Amazon S3 Select

Amazon S3 Select enables retrieving only required data from an object. The Databricks S3 Select connector provides a Spark data source that leverages S3 Select. When you use an S3 Select data source, filter and column selection on a DataFrame is pushed down, saving S3 data bandwidth.

Requirements

The Databricks S3 Select connector requires Databricks Runtime 4.1 or above.

Limitations

Amazon S3 Select supports the following file formats:

  • CSV and JSON files
  • UTF-8 encoding
  • GZIP or no compression

The Databricks S3 Select connector has the following limitations:

  • Complex types (arrays and objects) cannot be used in JSON
  • Schema inference is not supported
  • File splitting is not supported, however multiline records are supported
  • DBFS mount points are not supported

Usage

  • Scala

    sc.read.format("s3select").schema(...).options(...).load("s3://bucket/filename")
    
  • SQL

    CREATE TABLE name (...) USING S3SELECT LOCATION 's3://bucket/filename' [ OPTIONS (...) ]
    

If the filename extension is .csv or .json, the format is automatically detected; otherwise you must provide the FileFormat option.

Options

This section describes options for all file types and options specific to CSV and JSON.

Generic options

Option name Default value Description
FileFormat ‘auto’ Input file type (‘auto’, ‘csv’, or ‘json’)
CompressionType ‘none’ Compression codec used by the input file (‘none’ or ‘gzip’)

CSV specific options

Option name Default value Description
NullValue ‘’ Character string representing null values in the input
Header false Flag to skip the first line of the input (the potential header contents are ignored)
Comment ‘#’ Lines starting with the value of this parameters are ignored
RecordDelimiter ‘n’ Character separating records in a file
Delimiter ‘,’ Character separating fields within a record
Quote ‘”’ Character used to quote values containing reserved characters
Escape ‘”’ Character used to escape quoted quote character

JSON specific options

Option name Default value Description
Type document Type of input (‘document’ or ‘lines’)

S3 authentication

You can use the S3 authentication methods (keys and IAM roles) available in Databricks; we recommend that you use IAM roles. There are three ways of providing the credentials:

  1. Default Credential Provider Chain (recommended option): AWS credentials are automatically retrieved through the DefaultAWSCredentialsProviderChain. If you use IAM roles to authenticate to S3 then you should use this method. Other methods of providing credentials (methods 2 and 3) take precedence over this default.
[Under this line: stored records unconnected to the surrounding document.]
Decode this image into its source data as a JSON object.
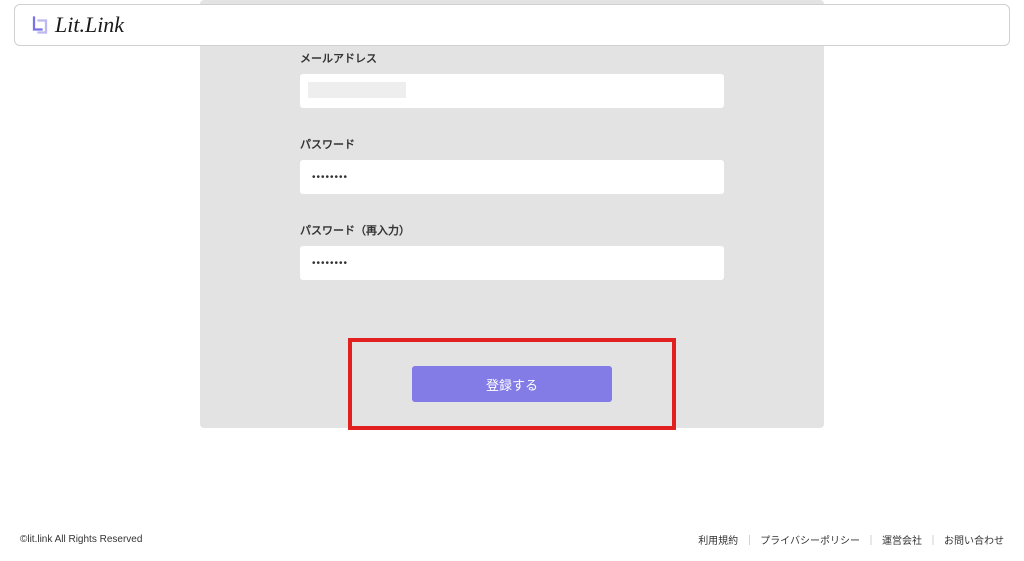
{
  "header": {
    "logo_text": "Lit.Link"
  },
  "form": {
    "email_label": "メールアドレス",
    "password_label": "パスワード",
    "password_value": "••••••••",
    "password_confirm_label": "パスワード（再入力）",
    "password_confirm_value": "••••••••",
    "submit_label": "登録する"
  },
  "footer": {
    "copyright": "©lit.link All Rights Reserved",
    "links": {
      "terms": "利用規約",
      "privacy": "プライバシーポリシー",
      "company": "運営会社",
      "contact": "お問い合わせ"
    },
    "separator": "｜"
  }
}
  2. Set keys in Hadoop conf: Specify AWS keys in Hadoop configuration properties.

    To reference the s3a:// filesystem, set the fs.s3n.awsAccessKeyId and fs.s3n.awsSecretAccessKey properties in a Hadoop XML configuration file or call sc.hadoopConfiguration.set() to set Spark’s global Hadoop configuration.

    • Scala

      sc.hadoopConfiguration.set("fs.s3a.access.key", "$AccessKey")
      sc.hadoopConfiguration.set("fs.s3a.secret.key", "$SecretKey")
      
    • Python

      sc._jsc.hadoopConfiguration().set("fs.s3n.awsAccessKeyId", ACCESS_KEY)
      sc._jsc.hadoopConfiguration().set("fs.s3n.awsSecretAccessKey", SECRET_KEY)
      
  3. Encode keys in URI: For example, the URI s3a://$AccessKey:$SecretKey@bucket/path/to/dir encodes the key pair (AccessKey, SecretKey).